Walid Majdalani, Managing Director, Corporate Investment, MENA Investcorp
In terms of automobile expansion, its industry started 60 years ago and now includes electric cars and incentives. The target is to export 2.5 million cars to Africa and the Middle East. He also said their agriculture industry was expanding after adding 1 million hectares to the country’s agricultural footprint.
“We’re also inviting industries to invest in education and the healthcare sector, which poses huge potential domestically and in the Middle East market as well,” said Heiba.
Representing the private sector, Walid Majdalani, Managing Director Corporate Investment – MENA Investcorp, told the panel that “we chase any fish big or small”, as long as “it provides the right profile to our clients”. He said it was “something that they pursued globally”.
“The Middle East has 23 countries. In every geography, there are investment opportunities,” said Majdalani, citing the Levant, which includes Jordan, which he said has been developing new tech companies.
“No doubt in last few years, GCC countries provided the most stable environment for private sector,” said Majdalani.
He also assured the panel that the GCC region “is following global trends and convenience”, meaning being able to provide service at any point in time to anywhere.
“The whole infrastructure is second to none and that creates investment opportunities,” said Majdalani, adding that any investor “should look at the Middle East” in their risk profile.
He also told the panel there was a realization that “you cannot depend on one geographical relation” and that they “hope to see Middle Eastern companies being listed in Hong Kong and other Asian markets”.
Meanwhile, Nicolas Aguzin, Chief Executive Officer at Hong Kong Exchanges and Clearing Limited, said there was no better venue in the world to raise financial capital than in Hong Kong with 80 percent representation and $200 billion in private equity.
He told the panel that all “the opportunities you talked about, they require financing”.
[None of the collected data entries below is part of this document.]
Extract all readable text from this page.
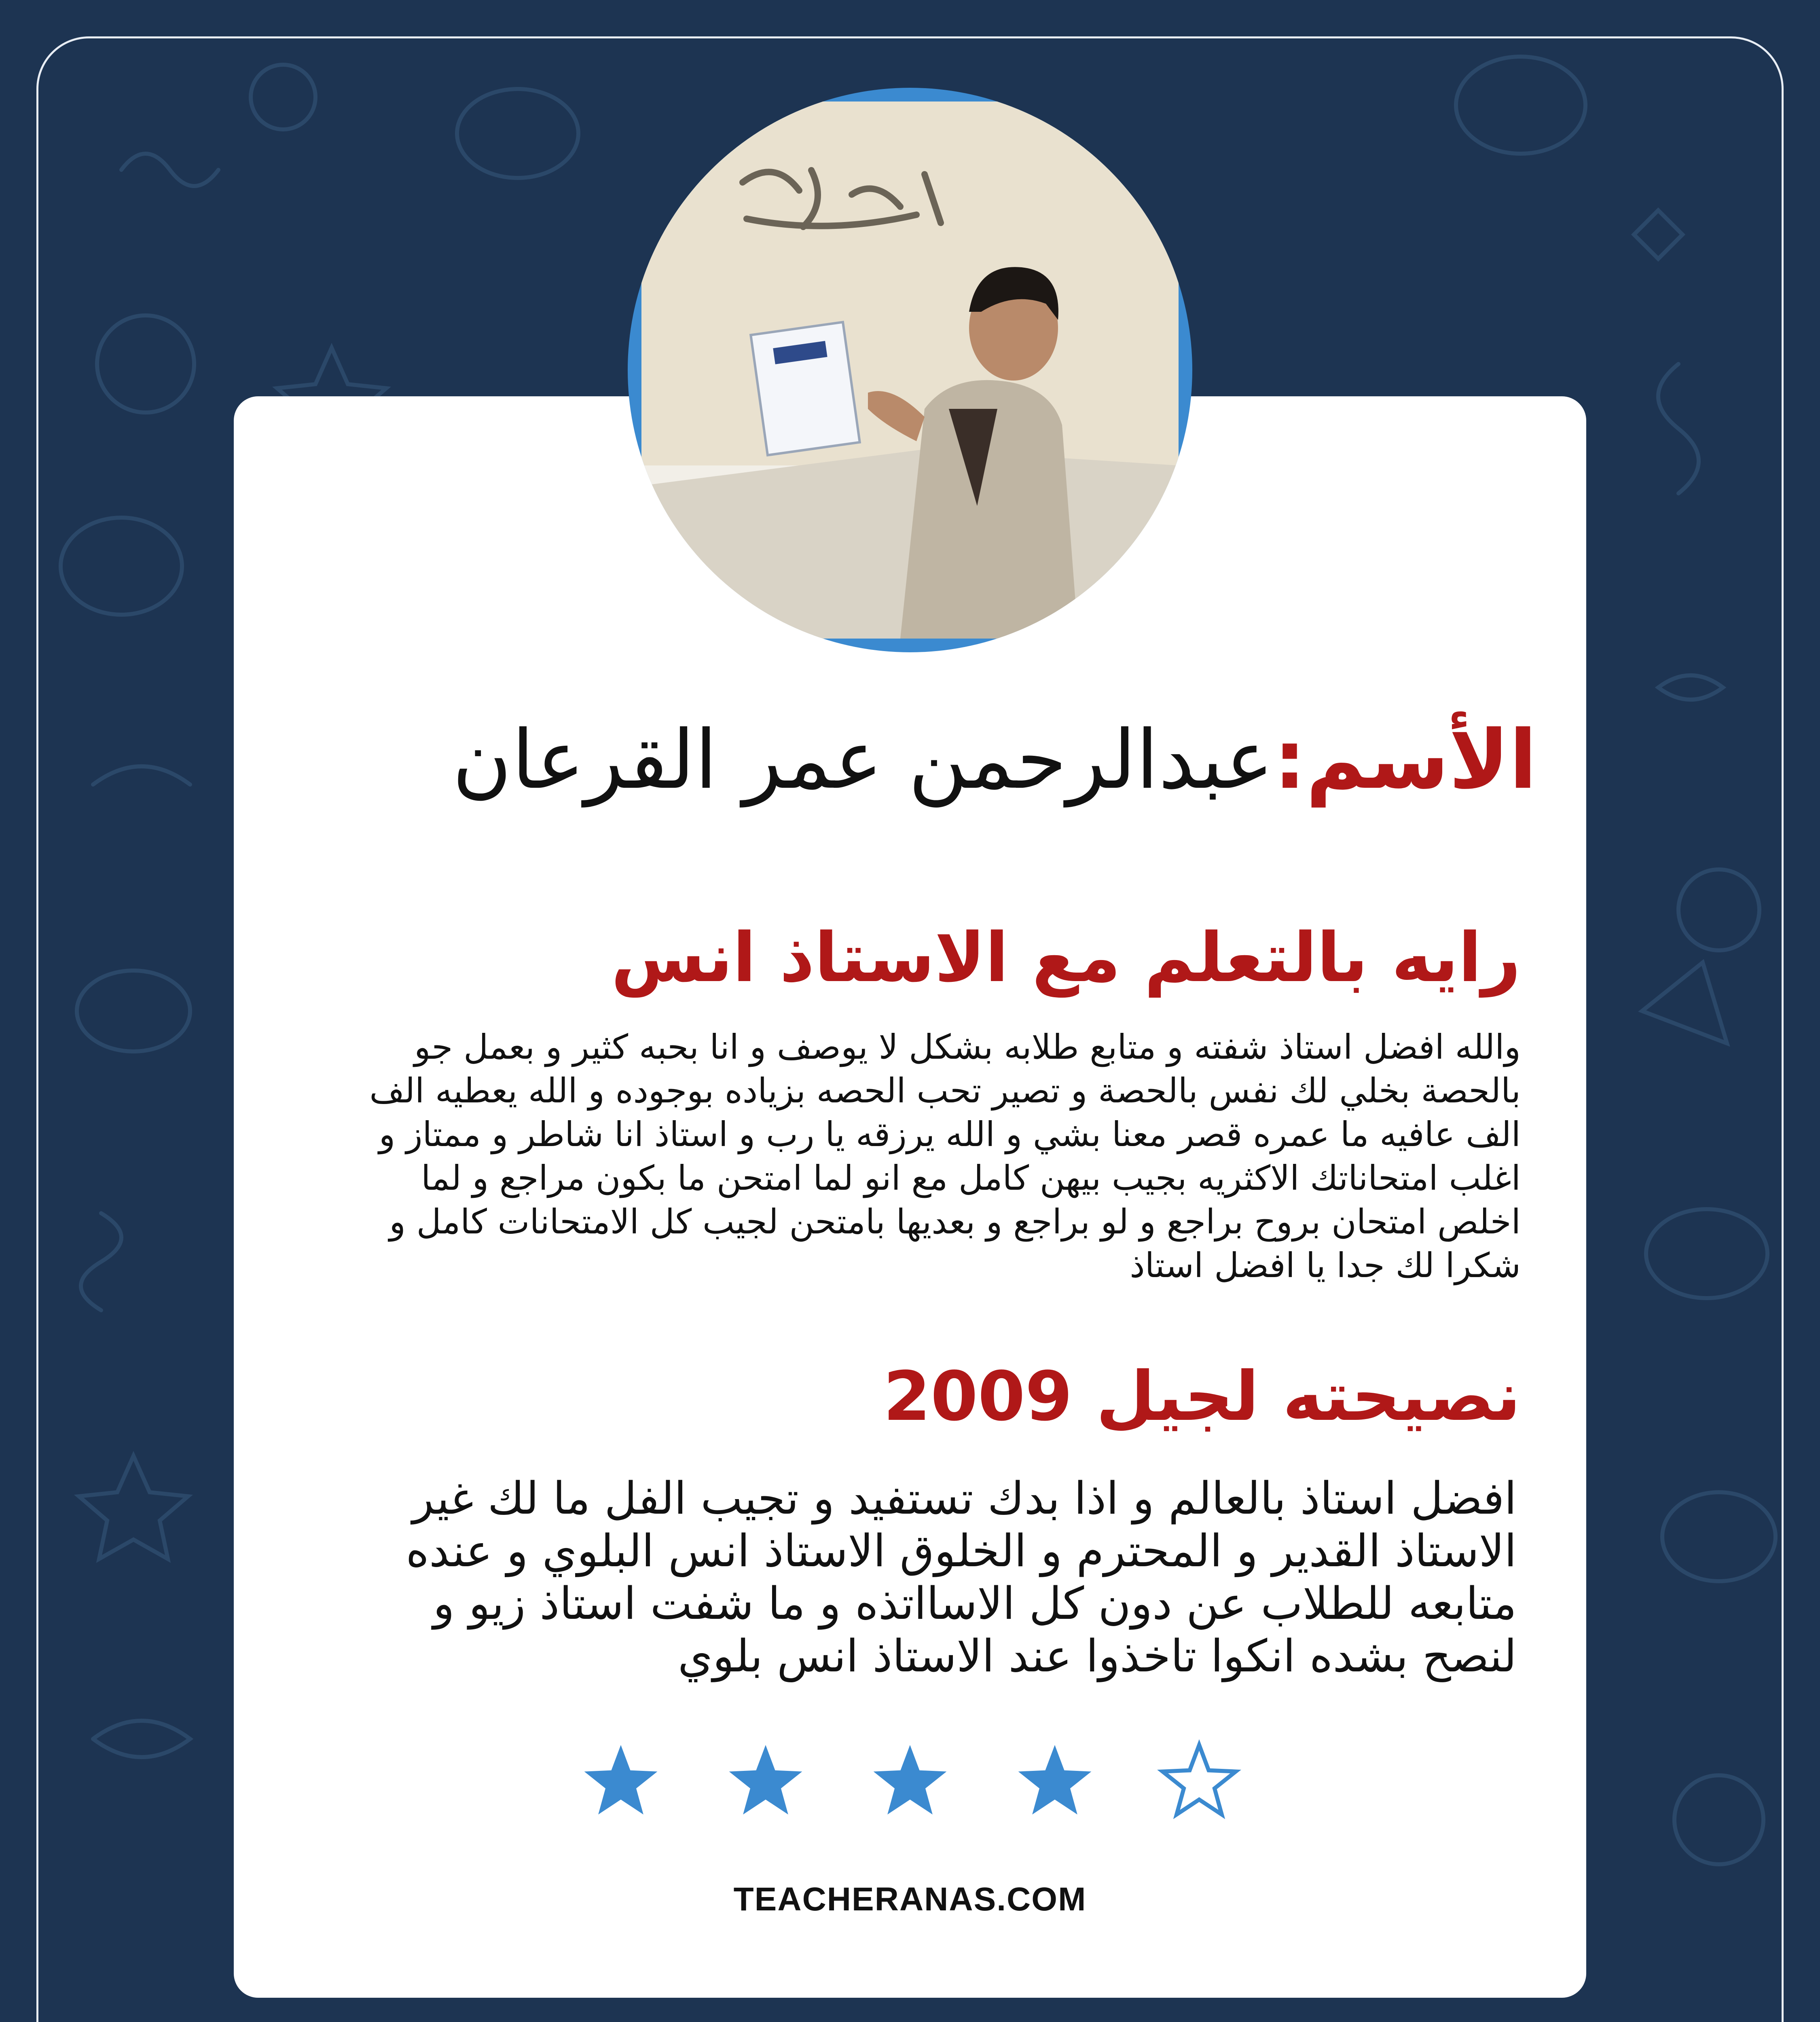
الأسم:عبدالرحمن عمر القرعان
رايه بالتعلم مع الاستاذ انس
والله افضل استاذ شفته و متابع طلابه بشكل لا يوصف و انا بحبه كثير و بعمل جو بالحصة بخلي لك نفس بالحصة و تصير تحب الحصه بزياده بوجوده و الله يعطيه الف الف عافيه ما عمره قصر معنا بشي و الله يرزقه يا رب و استاذ انا شاطر و ممتاز و اغلب امتحاناتك الاكثريه بجيب بيهن كامل مع انو لما امتحن ما بكون مراجع و لما اخلص امتحان بروح براجع و لو براجع و بعديها بامتحن لجيب كل الامتحانات كامل و شكرا لك جدا يا افضل استاذ
نصيحته لجيل 2009
افضل استاذ بالعالم و اذا بدك تستفيد و تجيب الفل ما لك غير الاستاذ القدير و المحترم و الخلوق الاستاذ انس البلوي و عنده متابعه للطلاب عن دون كل الاسااتذه و ما شفت استاذ زيو و لنصح بشده انكوا تاخذوا عند الاستاذ انس بلوي
TEACHERANAS.COM
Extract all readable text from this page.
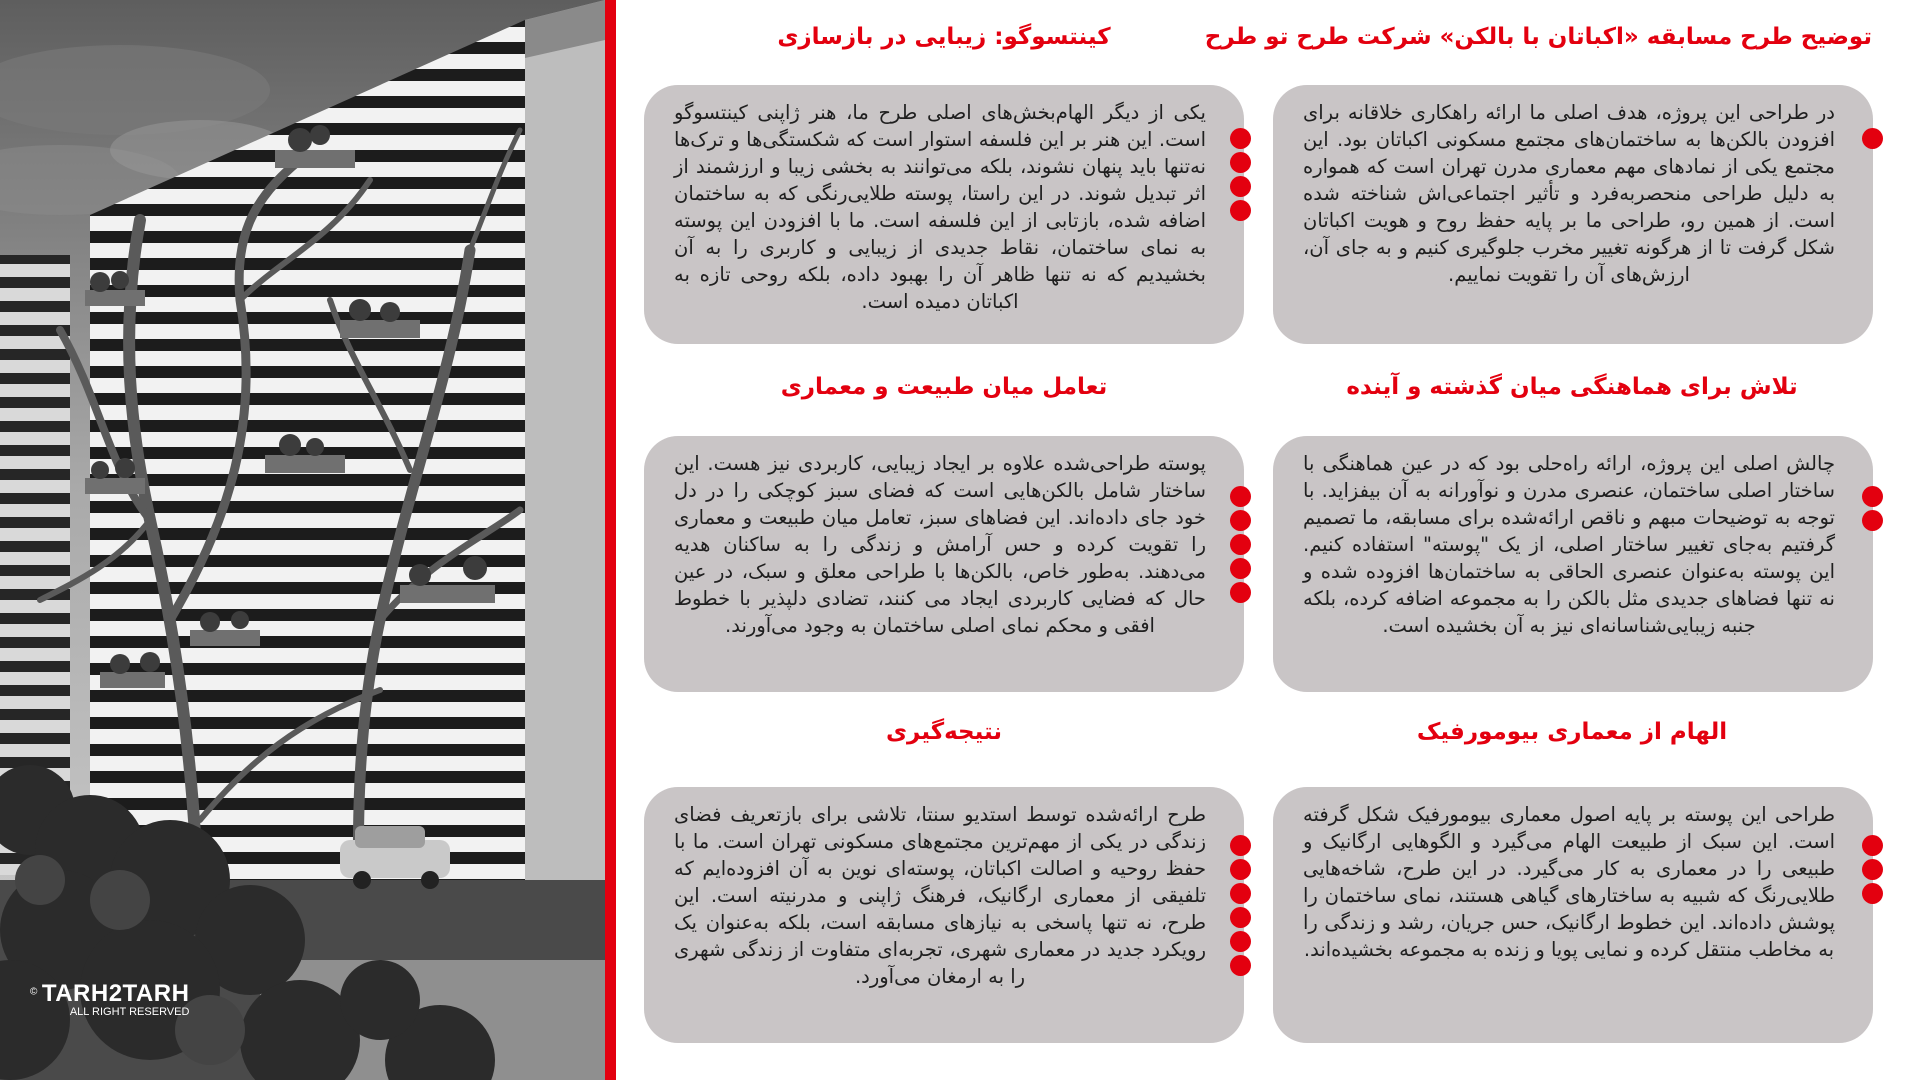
TARH2TARH ©
ALL RIGHT RESERVED
توضیح طرح مسابقه «اکباتان با بالکن» شرکت طرح تو طرح
در طراحی این پروژه، هدف اصلی ما ارائه راهکاری خلاقانه برای افزودن بالکن‌ها به ساختمان‌های مجتمع مسکونی اکباتان بود. این مجتمع یکی از نمادهای مهم معماری مدرن تهران است که همواره به دلیل طراحی منحصربه‌فرد و تأثیر اجتماعی‌اش شناخته شده است. از همین رو، طراحی ما بر پایه حفظ روح و هویت اکباتان شکل گرفت تا از هرگونه تغییر مخرب جلوگیری کنیم و به جای آن، ارزش‌های آن را تقویت نماییم.
کینتسوگو: زیبایی در بازسازی
یکی از دیگر الهام‌بخش‌های اصلی طرح ما، هنر ژاپنی کینتسوگو است. این هنر بر این فلسفه استوار است که شکستگی‌ها و ترک‌ها نه‌تنها باید پنهان نشوند، بلکه می‌توانند به بخشی زیبا و ارزشمند از اثر تبدیل شوند. در این راستا، پوسته طلایی‌رنگی که به ساختمان اضافه شده، بازتابی از این فلسفه است. ما با افزودن این پوسته به نمای ساختمان، نقاط جدیدی از زیبایی و کاربری را به آن بخشیدیم که نه تنها ظاهر آن را بهبود داده، بلکه روحی تازه به اکباتان دمیده است.
تلاش برای هماهنگی میان گذشته و آینده
چالش اصلی این پروژه، ارائه راه‌حلی بود که در عین هماهنگی با ساختار اصلی ساختمان، عنصری مدرن و نوآورانه به آن بیفزاید. با توجه به توضیحات مبهم و ناقص ارائه‌شده برای مسابقه، ما تصمیم گرفتیم به‌جای تغییر ساختار اصلی، از یک "پوسته" استفاده کنیم. این پوسته به‌عنوان عنصری الحاقی به ساختمان‌ها افزوده شده و نه تنها فضاهای جدیدی مثل بالکن را به مجموعه اضافه کرده، بلکه جنبه زیبایی‌شناسانه‌ای نیز به آن بخشیده است.
تعامل میان طبیعت و معماری
پوسته طراحی‌شده علاوه بر ایجاد زیبایی، کاربردی نیز هست. این ساختار شامل بالکن‌هایی است که فضای سبز کوچکی را در دل خود جای داده‌اند. این فضاهای سبز، تعامل میان طبیعت و معماری را تقویت کرده و حس آرامش و زندگی را به ساکنان هدیه می‌دهند. به‌طور خاص، بالکن‌ها با طراحی معلق و سبک، در عین حال که فضایی کاربردی ایجاد می کنند، تضادی دلپذیر با خطوط افقی و محکم نمای اصلی ساختمان به وجود می‌آورند.
الهام از معماری بیومورفیک
طراحی این پوسته بر پایه اصول معماری بیومورفیک شکل گرفته است. این سبک از طبیعت الهام می‌گیرد و الگوهایی ارگانیک و طبیعی را در معماری به کار می‌گیرد. در این طرح، شاخه‌هایی طلایی‌رنگ که شبیه به ساختارهای گیاهی هستند، نمای ساختمان را پوشش داده‌اند. این خطوط ارگانیک، حس جریان، رشد و زندگی را به مخاطب منتقل کرده و نمایی پویا و زنده به مجموعه بخشیده‌اند.
نتیجه‌گیری
طرح ارائه‌شده توسط استدیو سنتا، تلاشی برای بازتعریف فضای زندگی در یکی از مهم‌ترین مجتمع‌های مسکونی تهران است. ما با حفظ روحیه و اصالت اکباتان، پوسته‌ای نوین به آن افزوده‌ایم که تلفیقی از معماری ارگانیک، فرهنگ ژاپنی و مدرنیته است. این طرح، نه تنها پاسخی به نیازهای مسابقه است، بلکه به‌عنوان یک رویکرد جدید در معماری شهری، تجربه‌ای متفاوت از زندگی شهری را به ارمغان می‌آورد.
“When we look at the evolution in our financial market, especially after the 2018 listing regime, we managed to raise $1trillion from companies in new economies. There’s a big role to finance all that vibrancy and technology that is developing in the Middle East,” said Aguzin.
He said that in March this year following some changes, for the first time international companies that choose Hong Kong as a listing venue would be able to tap domestic capital from the Chinese mainland and that includes retail, and trading can be done through the southbound stock connect.
“I think the combination of Middle East, Hong Kong, and (wider) China is so unique. All I can think of is greater development of livelihood. So, I’m very excited about the future,” said Aguzin.